Assuming today’s date is 7-Sep-24, pivot the table as shown for Outstanding loans. If Paid Date is not blank, it means that loan is not outstanding. For outstanding loans, outstanding days = Today’s date (7-Sep-24) - Due Date. If Due Date > Today’s Date then outstanding days is 0.

Solutions

library(tidyverse)
library(readxl)
library(gt)

path = "Power Query/PQ_Challenge_215.xlsx"
input = read_excel(path, range = "A1:E20")
test  = read_excel(path, range = "G1:J15")

result = input %>%
  mutate(out_day = case_when(
    !is.na(`Paid Date`) ~ NA_real_,
    `Due Date` > today() ~ 0,
    TRUE ~ as.numeric(difftime(today(), `Due Date`, units = "days"))
  )) %>%
  filter(!is.na(out_day)) %>%
  arrange(`Branch ID`, Customer, `Due Date`) %>%
  select(-`Paid Date`) %>%
  group_by(`Branch ID`)  %>%
  gt() %>%
  # change column names
  cols_label(Customer = "Branch ID / Customer",
             `Due Date` = "Due Date",
            `Loan Amt` = "Total Loan Amount",
             out_day = "Total Outstanding Days") 

result
  • Logic:

    • Reads the workbook range needed for the challenge

    • Aggregates or ranks values at the relevant grouping level

    • Builds helper columns that drive the final output

  • Strengths:

    • The R solution stays close to the workbook logic and keeps the transformation compact.
  • Areas for Improvement:

    • The code assumes the workbook layout and selected ranges remain stable.
  • Gem:

    • The best part of the solution is choosing the right intermediate shape before formatting the final output.
import pandas as pd
from datetime import datetime

path = "PQ_Challenge_215.xlsx"
input = pd.read_excel(path, usecols="A:E")
test = pd.read_excel(path, usecols="G:J", nrows=14)

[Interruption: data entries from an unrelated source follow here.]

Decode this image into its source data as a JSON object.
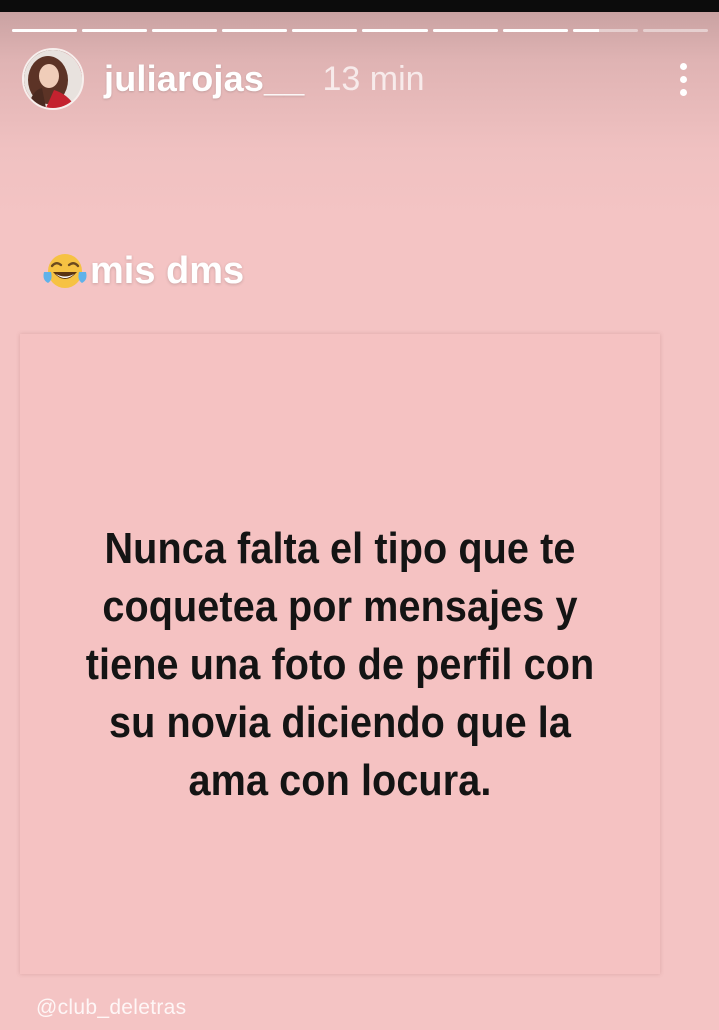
{
  "story": {
    "username": "juliarojas__",
    "time_ago": "13 min",
    "segments_total": 10,
    "segments_viewed": 8,
    "current_segment_progress": 0.4,
    "more_icon": "more-vertical-icon"
  },
  "caption": {
    "emoji_icon": "face-with-tears-of-joy-icon",
    "text": "mis dms"
  },
  "post": {
    "quote": "Nunca falta el tipo que te coquetea por mensajes y tiene una foto de perfil con su novia diciendo que la ama con locura.",
    "background": "#f5c2c2",
    "watermark": "@club_deletras"
  },
  "colors": {
    "story_bg": "#f4c4c4",
    "text_white": "#ffffff",
    "quote_text": "#141414"
  }
}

today = pd.Timestamp(datetime.today().date())

result = input.assign(out_day=pd.Series(dtype=float))
result['out_day'] = result['Paid Date'].apply(lambda x: None if pd.isnull(x) else 0)
result['out_day'] = result['out_day'].combine_first(result['Due Date'].apply(lambda x: 0 if x > today else (today.date() - x.date()).days))
result = result[result['Paid Date'].isnull()]
result = result.sort_values(by=['Branch ID', 'Customer', 'Due Date']).reset_index(drop=True)
result = result.drop(columns=['Paid Date']).reset_index(drop=True)
result = result.set_index(['Branch ID', 'Customer'])

print(result)
  • Logic:

    • Reads the workbook range needed for the challenge

    • Builds helper columns that drive the final output

  • Strengths:

    • The Python version follows the same workbook rule in a direct pandas-oriented implementation.
  • Areas for Improvement:

    • As with the R version, any workbook layout change would require small adjustments.
  • Gem:

    • The implementation stays close to the source challenge instead of adding unnecessary abstraction.

Difficulty Level

This task is moderate:

  • It combines reshaping, grouping, or parsing steps that are common in Power Query style problems.

  • The main challenge is reproducing the workbook output structure exactly.